Cape Canaveral, Fla. Some scientific experiments that survived the breakup of space shuttle Columbia appear to have some useful data, including one that could lead to anticancer drugs, scientists said Tuesday.
Five of nine experiments from a 6 1/2-inch wide, 11-inch long aluminum hardware device that was found three months ago in the shuttle debris appear to be able to yield data, according to scientists who jus this week began opening containers holding shuttle experiments at the Kennedy Space Center.
Scientifically, the most promising experiment of the nine was one developed by NASA investigator Dennis Morrison. The experiment manufactured capsules containing anticancer drugs that can be delivered directly to a tumor instead of the whole body.
Other experiments include a biofilm project conceived by a Palestinian biology student and an Israeli medical student. Another is a tin crystal experiment by a Florida middle school whose students held a spaghetti dinner and donated their pennies to raise the $5,000 needed to pay for their project's placement on the shuttle.

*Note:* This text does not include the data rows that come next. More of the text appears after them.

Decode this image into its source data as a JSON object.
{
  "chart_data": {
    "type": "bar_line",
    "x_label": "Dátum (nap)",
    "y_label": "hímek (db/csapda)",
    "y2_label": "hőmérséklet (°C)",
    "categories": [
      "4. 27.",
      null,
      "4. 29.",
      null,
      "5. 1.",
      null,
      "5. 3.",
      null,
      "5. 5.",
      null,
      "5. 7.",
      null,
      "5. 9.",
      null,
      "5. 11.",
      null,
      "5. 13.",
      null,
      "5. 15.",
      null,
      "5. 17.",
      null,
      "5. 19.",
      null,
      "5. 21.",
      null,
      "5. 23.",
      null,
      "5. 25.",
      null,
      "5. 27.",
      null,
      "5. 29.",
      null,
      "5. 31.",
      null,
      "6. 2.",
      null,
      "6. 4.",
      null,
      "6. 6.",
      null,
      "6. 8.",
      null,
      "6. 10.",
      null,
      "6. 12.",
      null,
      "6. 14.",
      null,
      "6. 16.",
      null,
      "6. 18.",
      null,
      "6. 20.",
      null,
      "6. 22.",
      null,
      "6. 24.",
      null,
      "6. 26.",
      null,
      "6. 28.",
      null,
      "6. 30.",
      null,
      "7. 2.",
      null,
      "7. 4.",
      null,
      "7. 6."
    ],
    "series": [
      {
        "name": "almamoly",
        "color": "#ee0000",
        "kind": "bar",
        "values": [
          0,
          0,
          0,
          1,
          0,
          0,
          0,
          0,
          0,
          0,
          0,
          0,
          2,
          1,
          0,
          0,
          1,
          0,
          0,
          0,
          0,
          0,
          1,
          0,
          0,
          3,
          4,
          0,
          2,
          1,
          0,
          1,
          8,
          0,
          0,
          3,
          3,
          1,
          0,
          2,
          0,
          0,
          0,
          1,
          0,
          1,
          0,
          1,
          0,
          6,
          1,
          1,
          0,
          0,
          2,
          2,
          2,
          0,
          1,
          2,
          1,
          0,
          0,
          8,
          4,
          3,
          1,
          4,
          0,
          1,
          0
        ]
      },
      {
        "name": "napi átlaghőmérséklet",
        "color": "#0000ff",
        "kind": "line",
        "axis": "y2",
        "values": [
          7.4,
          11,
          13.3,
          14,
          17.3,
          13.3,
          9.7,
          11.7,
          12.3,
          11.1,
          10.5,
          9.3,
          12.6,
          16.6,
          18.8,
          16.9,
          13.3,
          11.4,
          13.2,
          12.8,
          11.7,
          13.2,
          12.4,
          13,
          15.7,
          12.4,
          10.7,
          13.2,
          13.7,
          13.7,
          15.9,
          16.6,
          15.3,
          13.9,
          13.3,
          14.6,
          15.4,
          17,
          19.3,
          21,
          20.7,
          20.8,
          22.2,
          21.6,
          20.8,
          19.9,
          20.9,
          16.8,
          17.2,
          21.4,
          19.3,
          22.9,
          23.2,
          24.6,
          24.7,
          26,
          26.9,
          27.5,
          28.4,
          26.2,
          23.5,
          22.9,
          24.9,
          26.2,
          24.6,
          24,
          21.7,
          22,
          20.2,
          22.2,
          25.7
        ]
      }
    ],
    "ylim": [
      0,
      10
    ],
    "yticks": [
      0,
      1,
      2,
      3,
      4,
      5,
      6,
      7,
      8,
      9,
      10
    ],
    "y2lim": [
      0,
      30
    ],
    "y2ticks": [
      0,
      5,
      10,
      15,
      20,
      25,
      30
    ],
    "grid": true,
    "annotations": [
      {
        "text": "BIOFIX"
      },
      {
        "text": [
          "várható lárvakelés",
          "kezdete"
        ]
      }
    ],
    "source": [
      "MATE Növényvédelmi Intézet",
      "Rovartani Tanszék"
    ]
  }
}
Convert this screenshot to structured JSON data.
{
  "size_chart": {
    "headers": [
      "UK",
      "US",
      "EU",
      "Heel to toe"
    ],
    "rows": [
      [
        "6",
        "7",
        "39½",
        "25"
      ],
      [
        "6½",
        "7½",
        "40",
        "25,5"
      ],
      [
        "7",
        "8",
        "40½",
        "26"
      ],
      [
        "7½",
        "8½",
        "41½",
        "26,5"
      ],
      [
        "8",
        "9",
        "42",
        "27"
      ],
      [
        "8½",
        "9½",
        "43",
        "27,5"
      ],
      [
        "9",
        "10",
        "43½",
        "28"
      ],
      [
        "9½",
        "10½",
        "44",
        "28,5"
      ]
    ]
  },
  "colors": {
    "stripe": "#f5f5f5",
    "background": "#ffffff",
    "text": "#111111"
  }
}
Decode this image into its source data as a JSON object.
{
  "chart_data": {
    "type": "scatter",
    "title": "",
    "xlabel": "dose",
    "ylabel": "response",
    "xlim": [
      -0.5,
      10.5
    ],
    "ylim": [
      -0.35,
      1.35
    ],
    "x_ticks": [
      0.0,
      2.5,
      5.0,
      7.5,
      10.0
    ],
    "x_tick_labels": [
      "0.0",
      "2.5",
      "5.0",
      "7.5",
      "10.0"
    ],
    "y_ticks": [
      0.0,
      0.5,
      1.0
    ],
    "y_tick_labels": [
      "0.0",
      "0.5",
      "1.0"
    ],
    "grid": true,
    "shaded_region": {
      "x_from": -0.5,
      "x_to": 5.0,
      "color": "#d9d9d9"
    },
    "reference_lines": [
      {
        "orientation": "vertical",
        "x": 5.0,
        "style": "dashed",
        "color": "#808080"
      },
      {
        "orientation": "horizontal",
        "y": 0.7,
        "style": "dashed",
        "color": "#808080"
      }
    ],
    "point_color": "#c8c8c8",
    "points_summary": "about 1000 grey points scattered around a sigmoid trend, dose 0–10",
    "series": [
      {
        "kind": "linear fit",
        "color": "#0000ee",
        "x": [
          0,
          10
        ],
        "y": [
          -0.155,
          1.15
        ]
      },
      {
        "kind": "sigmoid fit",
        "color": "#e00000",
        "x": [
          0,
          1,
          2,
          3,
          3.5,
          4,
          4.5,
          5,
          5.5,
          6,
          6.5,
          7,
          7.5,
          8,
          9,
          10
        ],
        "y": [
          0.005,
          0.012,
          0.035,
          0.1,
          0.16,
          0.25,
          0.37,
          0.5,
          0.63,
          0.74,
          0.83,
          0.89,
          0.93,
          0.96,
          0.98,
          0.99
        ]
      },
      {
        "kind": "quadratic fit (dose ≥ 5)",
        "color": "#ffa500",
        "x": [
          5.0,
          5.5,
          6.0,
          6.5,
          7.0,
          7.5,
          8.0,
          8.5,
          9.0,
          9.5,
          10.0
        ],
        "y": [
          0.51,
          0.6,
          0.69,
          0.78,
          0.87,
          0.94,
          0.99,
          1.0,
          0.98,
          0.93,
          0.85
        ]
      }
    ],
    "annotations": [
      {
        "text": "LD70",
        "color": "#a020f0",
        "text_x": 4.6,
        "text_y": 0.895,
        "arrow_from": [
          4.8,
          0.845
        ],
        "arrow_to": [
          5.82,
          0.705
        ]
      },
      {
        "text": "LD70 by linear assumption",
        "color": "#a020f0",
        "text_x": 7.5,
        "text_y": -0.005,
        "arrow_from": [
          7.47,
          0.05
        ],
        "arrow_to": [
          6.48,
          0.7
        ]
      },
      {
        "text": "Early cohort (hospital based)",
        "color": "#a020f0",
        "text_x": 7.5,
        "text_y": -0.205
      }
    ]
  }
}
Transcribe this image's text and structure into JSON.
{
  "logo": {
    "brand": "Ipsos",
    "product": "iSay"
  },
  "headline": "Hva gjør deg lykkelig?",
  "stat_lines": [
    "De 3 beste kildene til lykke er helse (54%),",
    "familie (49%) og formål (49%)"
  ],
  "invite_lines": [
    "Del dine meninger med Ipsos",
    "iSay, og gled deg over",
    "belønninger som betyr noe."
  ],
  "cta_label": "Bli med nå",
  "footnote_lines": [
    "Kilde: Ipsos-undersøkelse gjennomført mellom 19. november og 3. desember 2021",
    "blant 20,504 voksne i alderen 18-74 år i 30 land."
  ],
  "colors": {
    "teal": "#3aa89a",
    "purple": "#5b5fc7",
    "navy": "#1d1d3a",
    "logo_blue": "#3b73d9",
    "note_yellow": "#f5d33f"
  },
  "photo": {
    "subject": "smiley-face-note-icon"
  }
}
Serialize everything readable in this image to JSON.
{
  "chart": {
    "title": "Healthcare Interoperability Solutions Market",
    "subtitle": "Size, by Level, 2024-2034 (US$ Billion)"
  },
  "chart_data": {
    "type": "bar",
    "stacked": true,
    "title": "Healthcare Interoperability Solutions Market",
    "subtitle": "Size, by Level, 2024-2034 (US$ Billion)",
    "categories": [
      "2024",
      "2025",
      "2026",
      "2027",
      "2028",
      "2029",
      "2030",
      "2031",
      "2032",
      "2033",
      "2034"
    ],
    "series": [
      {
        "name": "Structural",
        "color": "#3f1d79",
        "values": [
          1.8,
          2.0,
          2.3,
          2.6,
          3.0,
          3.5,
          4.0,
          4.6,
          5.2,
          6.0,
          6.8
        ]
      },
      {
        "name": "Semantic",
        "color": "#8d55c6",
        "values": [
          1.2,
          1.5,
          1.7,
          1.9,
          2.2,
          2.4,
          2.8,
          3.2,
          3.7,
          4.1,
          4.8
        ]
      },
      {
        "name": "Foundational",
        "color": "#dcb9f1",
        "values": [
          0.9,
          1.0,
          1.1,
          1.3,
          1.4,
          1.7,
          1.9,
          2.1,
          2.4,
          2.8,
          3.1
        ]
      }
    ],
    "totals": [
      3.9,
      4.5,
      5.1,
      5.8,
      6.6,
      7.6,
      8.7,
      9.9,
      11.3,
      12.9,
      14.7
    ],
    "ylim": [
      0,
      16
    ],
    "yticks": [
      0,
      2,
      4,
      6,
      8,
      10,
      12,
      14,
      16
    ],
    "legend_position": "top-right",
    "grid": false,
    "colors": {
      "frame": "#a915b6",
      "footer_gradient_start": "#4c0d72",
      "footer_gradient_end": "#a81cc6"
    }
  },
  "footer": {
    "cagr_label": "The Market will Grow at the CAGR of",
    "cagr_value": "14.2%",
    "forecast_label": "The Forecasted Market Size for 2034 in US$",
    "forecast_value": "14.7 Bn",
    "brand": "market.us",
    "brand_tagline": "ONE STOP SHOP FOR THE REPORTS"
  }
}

Columbia's seven crew members were killed when the shuttle fell apart as it was re-entering the atmosphere. The shuttle contained dozens of scientific experiments, many of them belonging to students.
Experiments that the scientists are hopeful will yield data include a study of a protein crystal that could be used for developing a drug to fight cancer, a prep school project that studied the effect of zero-gravity on bacteria and a slime mold experiment from Southwest Texas State University.